Metrics of correspondence between Biolog EcoPlate assays for S. marcescens PDL100, other S. marcescens isolates, and three coral commensals. The results of the Biolog assay were converted into binary data (see Table S2 in the supplemental material), and values for the strain PDL100 were compared with those for other S. marcescens strains, using the Jaccard similarity coefficient and the odds ratio. Isolates with similar metabolic capabilities have high Jaccard similarity and odds ratio. Statistical analyses were carried out using Statistica version 8.0 (StatSoft, Inc., Tulsa, OK) as described in Materials and Methods.

FIG. 5.

Clustering of strains based on enzymatic activities induced during growth on coral mucus.
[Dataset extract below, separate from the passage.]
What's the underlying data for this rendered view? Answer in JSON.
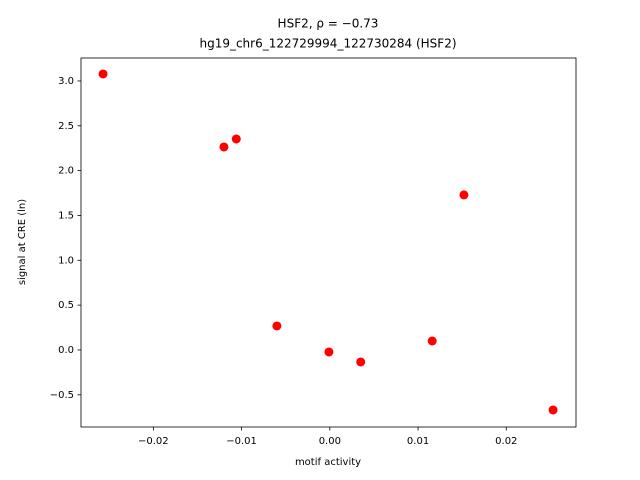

The hierarchical tree plot was constructed using Ward's linkage as the joining rule and Euclidean distance metric. (A) The hierarchical tree plot of enzymatic activities induced in S. marcescens isolates and coral commensals after 2 hours of incubation on the total mucus of A. palmata. (B) The hierarchical tree plot of enzymatic activities induced in S. marcescens isolates and coral commensals after 18 hours of incubation on the mucus of A. palmata. Statistical analyses were carried out using Statistica version 8.0 (StatSoft, Inc., Tulsa, OK) as described in Materials and Methods.